The big takeaway is that, if we are going to take the issue of ad fraud seriously, the problems we have to tackle are even more pronounced and serious for video ads. A few months ago, the IAB launched its new guidelines on viewability -- an extremely big step in the right direction for the whole industry. But the video ad problems mentioned in the WSJ article also shed light on the ways in which those guidelines still don’t go far enough.
The most obvious? Fraud’s a different issue than viewability, though the two issues feed on each other. In video, this is particularly bad because fraudulent impressions still register as “viewable,” and thus the new standards in their current state don’t help. And video needs audio to be effective. There’s no standard for that.
More importantly, these fraudulent video impressions can actually perform. These are real peoples’ computers being used by botnets visiting pages with unviewable ads. Those real people, when they return to their computers, are likely to eventually purchase or sign up for something, like a trip or a credit card, sometimes thanks to retargeting from those fraudulent video views. This means the fraudulent ad can actually show the marketers behind it a perceived ROI, even though the owner of the computer never actually saw the ad.
So, since they can’t separate fraud from legitimate views, marketers who are purely ROI-focused need to depress the overall price they’re willing to pay for video impressions to factor in this waste. And this drives down the price that a quality publisher can get for its inventory.
To be perfectly blunt, this sucks for everyone -- even if we think we’re reaping the benefits.
Keep in mind, too, that when we talk about these fraudulent video ad views -- which are somewhere between a quarter and a third of all video ad views -- we aren’t incorporating the people who are using ad blockers.
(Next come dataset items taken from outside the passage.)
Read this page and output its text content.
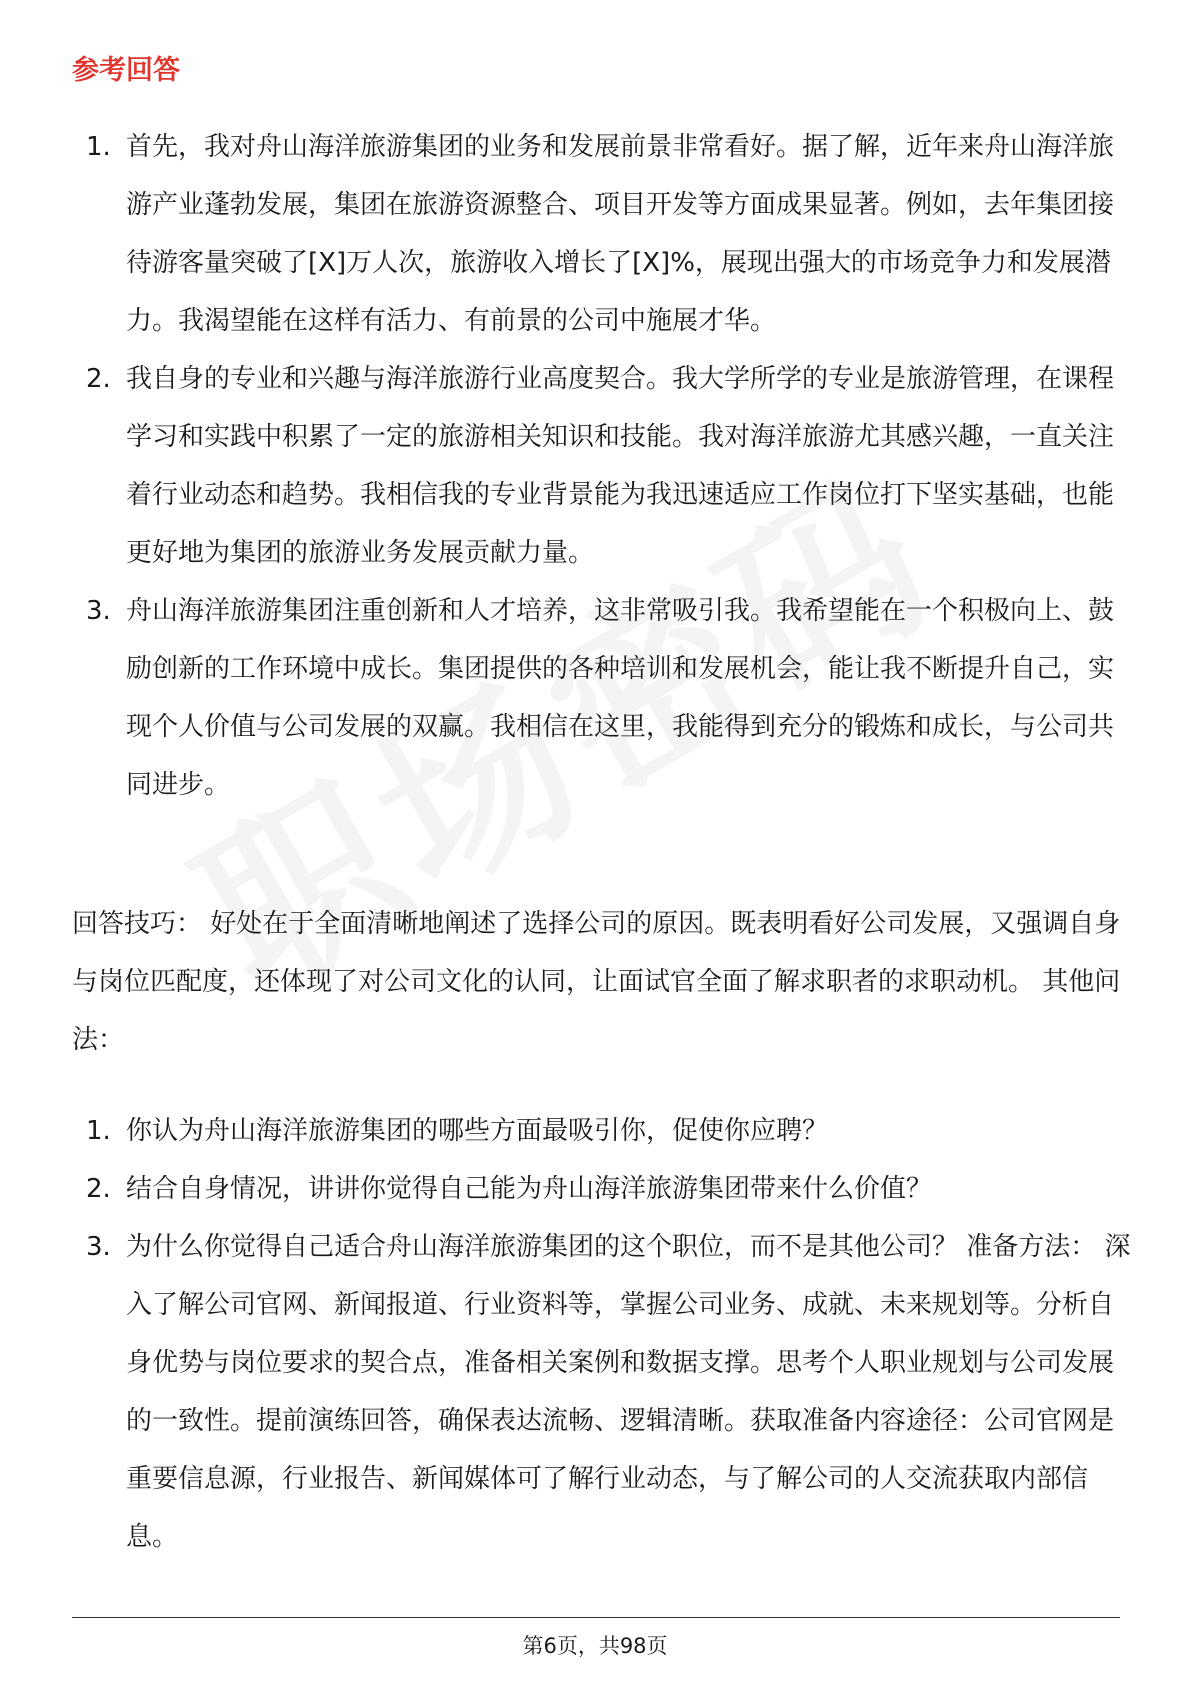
参考回答
1. 首先，我对舟山海洋旅游集团的业务和发展前景非常看好。据了解，近年来舟山海洋旅游产业蓬勃发展，集团在旅游资源整合、项目开发等方面成果显著。例如，去年集团接待游客量突破了[X]万人次，旅游收入增长了[X]%，展现出强大的市场竞争力和发展潜力。我渴望能在这样有活力、有前景的公司中施展才华。
2. 我自身的专业和兴趣与海洋旅游行业高度契合。我大学所学的专业是旅游管理，在课程学习和实践中积累了一定的旅游相关知识和技能。我对海洋旅游尤其感兴趣，一直关注着行业动态和趋势。我相信我的专业背景能为我迅速适应工作岗位打下坚实基础，也能更好地为集团的旅游业务发展贡献力量。
3. 舟山海洋旅游集团注重创新和人才培养，这非常吸引我。我希望能在一个积极向上、鼓励创新的工作环境中成长。集团提供的各种培训和发展机会，能让我不断提升自己，实现个人价值与公司发展的双赢。我相信在这里，我能得到充分的锻炼和成长，与公司共同进步。

回答技巧： 好处在于全面清晰地阐述了选择公司的原因。既表明看好公司发展，又强调自身与岗位匹配度，还体现了对公司文化的认同，让面试官全面了解求职者的求职动机。 其他问法：

1. 你认为舟山海洋旅游集团的哪些方面最吸引你，促使你应聘？
2. 结合自身情况，讲讲你觉得自己能为舟山海洋旅游集团带来什么价值？
3. 为什么你觉得自己适合舟山海洋旅游集团的这个职位，而不是其他公司？ 准备方法： 深入了解公司官网、新闻报道、行业资料等，掌握公司业务、成就、未来规划等。分析自身优势与岗位要求的契合点，准备相关案例和数据支撑。思考个人职业规划与公司发展的一致性。提前演练回答，确保表达流畅、逻辑清晰。获取准备内容途径：公司官网是重要信息源，行业报告、新闻媒体可了解行业动态，与了解公司的人交流获取内部信息。
第6页，共98页
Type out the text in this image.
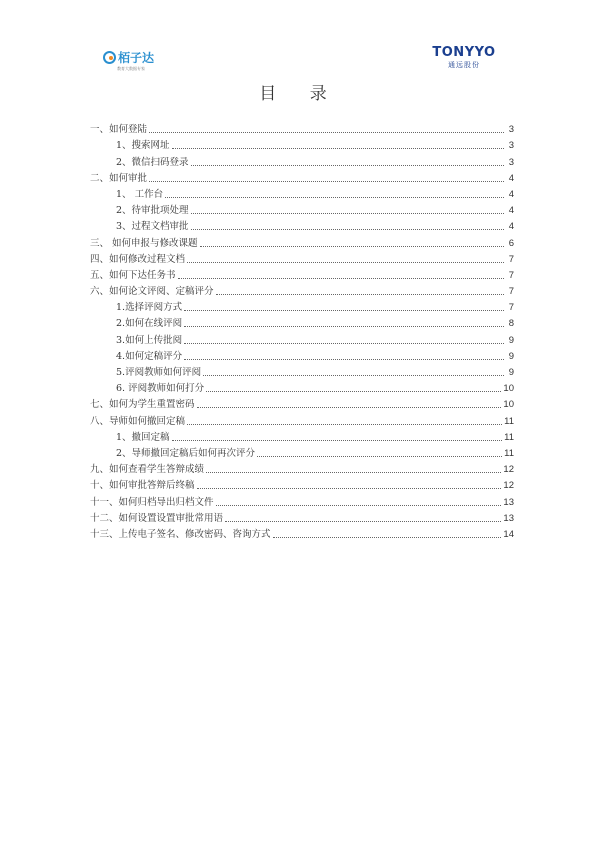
栢子达
教育大数据专家
TONYYO
通远股份
目 录
一、如何登陆	3
1、搜索网址	3
2、微信扫码登录	3
二、如何审批	4
1、 工作台	4
2、待审批项处理	4
3、过程文档审批	4
三、 如何申报与修改课题	6
四、如何修改过程文档	7
五、如何下达任务书	7
六、如何论文评阅、定稿评分	7
1.选择评阅方式	7
2.如何在线评阅	8
3.如何上传批阅	9
4.如何定稿评分	9
5.评阅教师如何评阅	9
6. 评阅教师如何打分	10
七、如何为学生重置密码	10
八、导师如何撤回定稿	11
1、撤回定稿	11
2、导师撤回定稿后如何再次评分	11
九、如何查看学生答辩成绩	12
十、如何审批答辩后终稿	12
十一、如何归档导出归档文件	13
十二、如何设置设置审批常用语	13
十三、上传电子签名、修改密码、咨询方式	14
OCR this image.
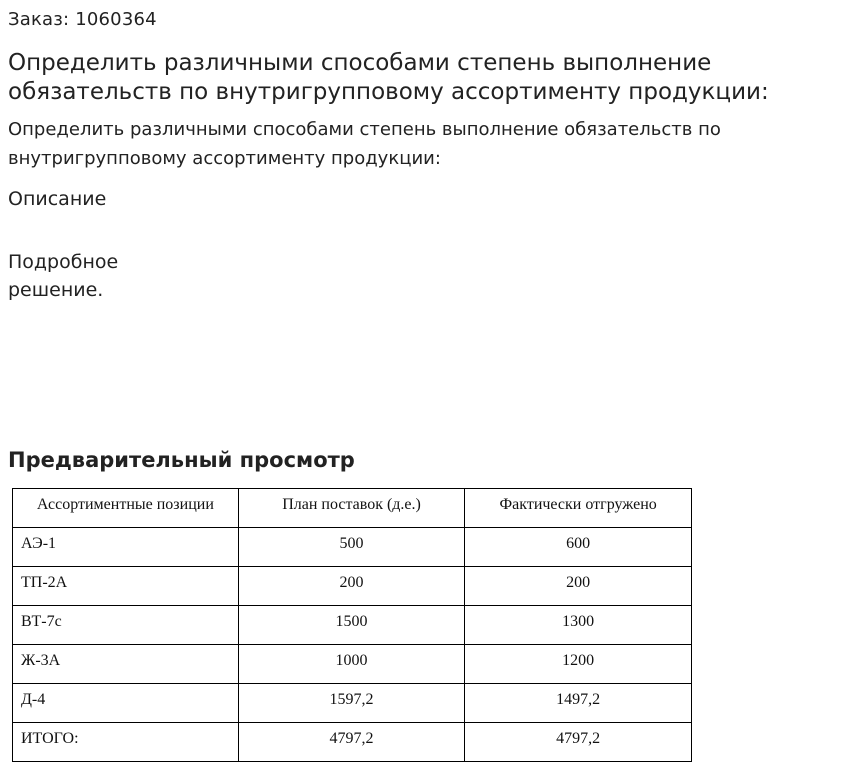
Заказ: 1060364
Определить различными способами степень выполнение обязательств по внутригрупповому ассортименту продукции:
Определить различными способами степень выполнение обязательств по внутригрупповому ассортименту продукции:
Описание
Подробное решение.
Предварительный просмотр
Ассортиментные позиции	План поставок (д.е.)	Фактически отгружено
АЭ-1	500	600
ТП-2А	200	200
ВТ-7с	1500	1300
Ж-3А	1000	1200
Д-4	1597,2	1497,2
ИТОГО:	4797,2	4797,2
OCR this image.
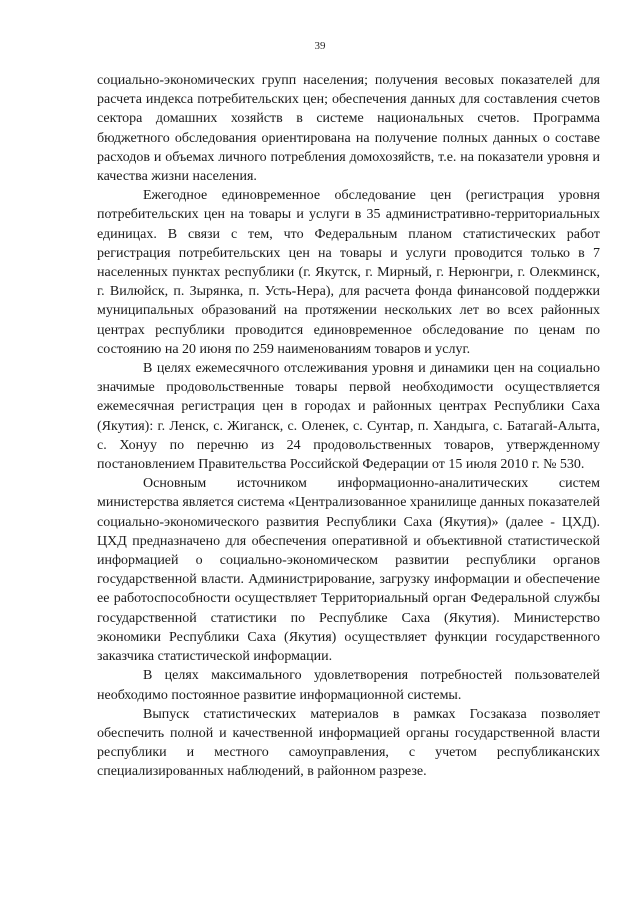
39

социально-экономических групп населения; получения весовых показателей для расчета индекса потребительских цен; обеспечения данных для составления счетов сектора домашних хозяйств в системе национальных счетов. Программа бюджетного обследования ориентирована на получение полных данных о составе расходов и объемах личного потребления домохозяйств, т.е. на показатели уровня и качества жизни населения.

Ежегодное единовременное обследование цен (регистрация уровня потребительских цен на товары и услуги в 35 административно-территориальных единицах. В связи с тем, что Федеральным планом статистических работ регистрация потребительских цен на товары и услуги проводится только в 7 населенных пунктах республики (г. Якутск, г. Мирный, г. Нерюнгри, г. Олекминск, г. Вилюйск, п. Зырянка, п. Усть-Нера), для расчета фонда финансовой поддержки муниципальных образований на протяжении нескольких лет во всех районных центрах республики проводится единовременное обследование по ценам по состоянию на 20 июня по 259 наименованиям товаров и услуг.

В целях ежемесячного отслеживания уровня и динамики цен на социально значимые продовольственные товары первой необходимости осуществляется ежемесячная регистрация цен в городах и районных центрах Республики Саха (Якутия): г. Ленск, с. Жиганск, с. Оленек, с. Сунтар, п. Хандыга, с. Батагай-Алыта, с. Хонуу по перечню из 24 продовольственных товаров, утвержденному постановлением Правительства Российской Федерации от 15 июля 2010 г. № 530.

Основным источником информационно-аналитических систем министерства является система «Централизованное хранилище данных показателей социально-экономического развития Республики Саха (Якутия)» (далее - ЦХД). ЦХД предназначено для обеспечения оперативной и объективной статистической информацией о социально-экономическом развитии республики органов государственной власти. Администрирование, загрузку информации и обеспечение ее работоспособности осуществляет Территориальный орган Федеральной службы государственной статистики по Республике Саха (Якутия). Министерство экономики Республики Саха (Якутия) осуществляет функции государственного заказчика статистической информации.

В целях максимального удовлетворения потребностей пользователей необходимо постоянное развитие информационной системы.

Выпуск статистических материалов в рамках Госзаказа позволяет обеспечить полной и качественной информацией органы государственной власти республики и местного самоуправления, с учетом республиканских специализированных наблюдений, в районном разрезе.
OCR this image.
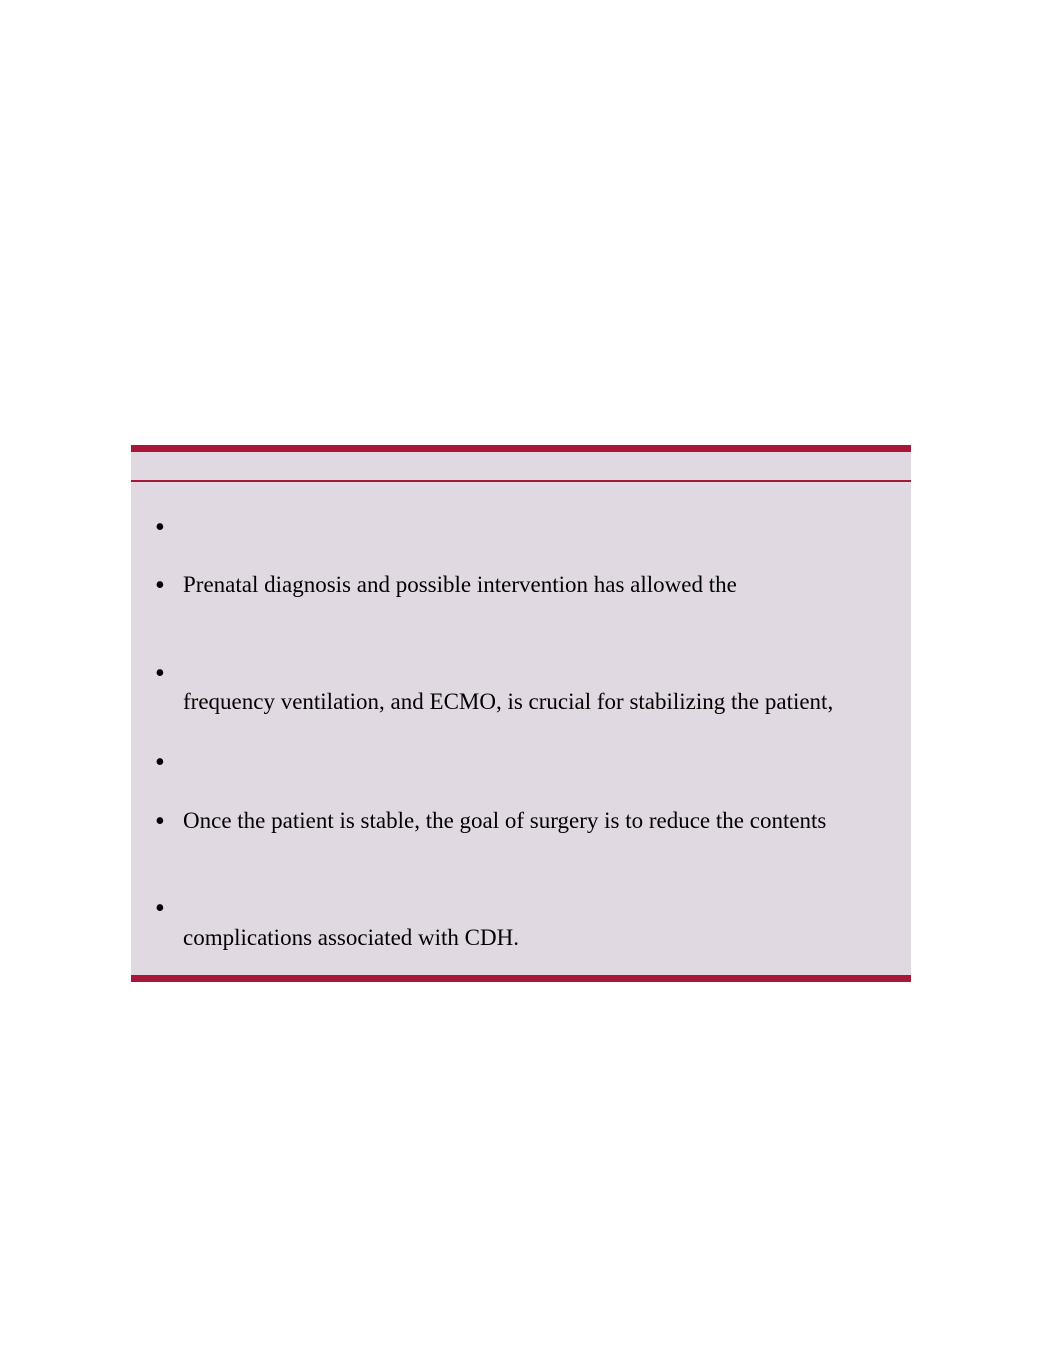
•
• Prenatal diagnosis and possible intervention has allowed the
•
frequency ventilation, and ECMO, is crucial for stabilizing the patient,
•
• Once the patient is stable, the goal of surgery is to reduce the contents
•
complications associated with CDH.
Or who use an ad as a reason to open a new browser tab and ignore the ad.
I’ve said here before that the way the ad industry is (often complicitly) packaging up millions of meaningless views, until they look like something good, bears a lot in common with the subprime mortgage crisis. And, similarly, we could be facing a crash. This is a problem in all kinds of online ads, but as the WSJ articulated, it’s particularly complex and pronounced in video because of how sophisticated that technology (and the ways to trick advertisers into paying for it) can get.
The new IAB guidelines focused overwhelmingly on display, but the association is going to need to start toughening up its take on video, too. Because when “drone pools” are something our industry considers acceptable, there’s a problem.